Top down modeling and bottom up dynamics: Linking a fisheries based ecosystem model with climate hypotheses in the Northern California Current

Field, J.C., R.C. Francis, and K Aydin. 2006. Top down modeling and bottom up dynamics: Linking a fisheries based ecosystem model with climate hypotheses in the Northern California Current. Progress in Oceanography 68(2-4): 238-270, doi:10.1016/j.pocean.2006.02.010.

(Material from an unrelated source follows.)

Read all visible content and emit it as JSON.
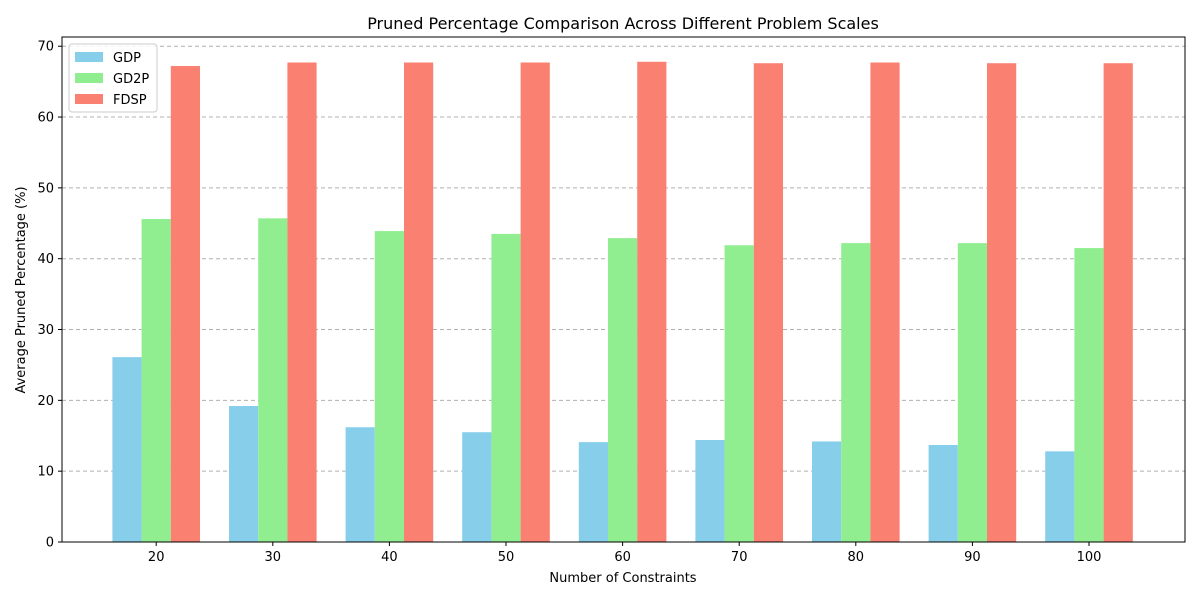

In this paper we present results from dynamic simulations of the Northern California Current ecosystem, based on historical estimates of fishing mortality, relative fishing effort, and climate forcing. Climate can affect ecosystem productivity and dynamics both from the bottom-up (through short- and long-term variability in primary and secondary production) as well as from the top-down (through variability in the abundance and spatial distribution of key predators). We have explored how the simplistic application of climate forcing through both bottom-up and top-down mechanisms improves the fit of the model dynamics to observed population trends and reported catches for exploited components of the ecosystem. We find that using climate as either a bottom-up or a top-down forcing mechanism results in substantial improvements in model performance, such that much of the variability observed in single species models and dynamics can be replicated in a multi-species approach. Using multiple climate variables (both bottom-up and top-down) simultaneously did not provide significant improvement over a model with only one forcing. In general, results suggest that there do not appear to be strong trophic interactions among many of the longer-lived, slower-growing rockfish, roundfish and flatfish in this ecosystem, although strong interactions were observed in shrimp, salmon and small flatfish populations where high turnover and predation rates have been coupled with substantial changes in many predator populations over the last 40 years.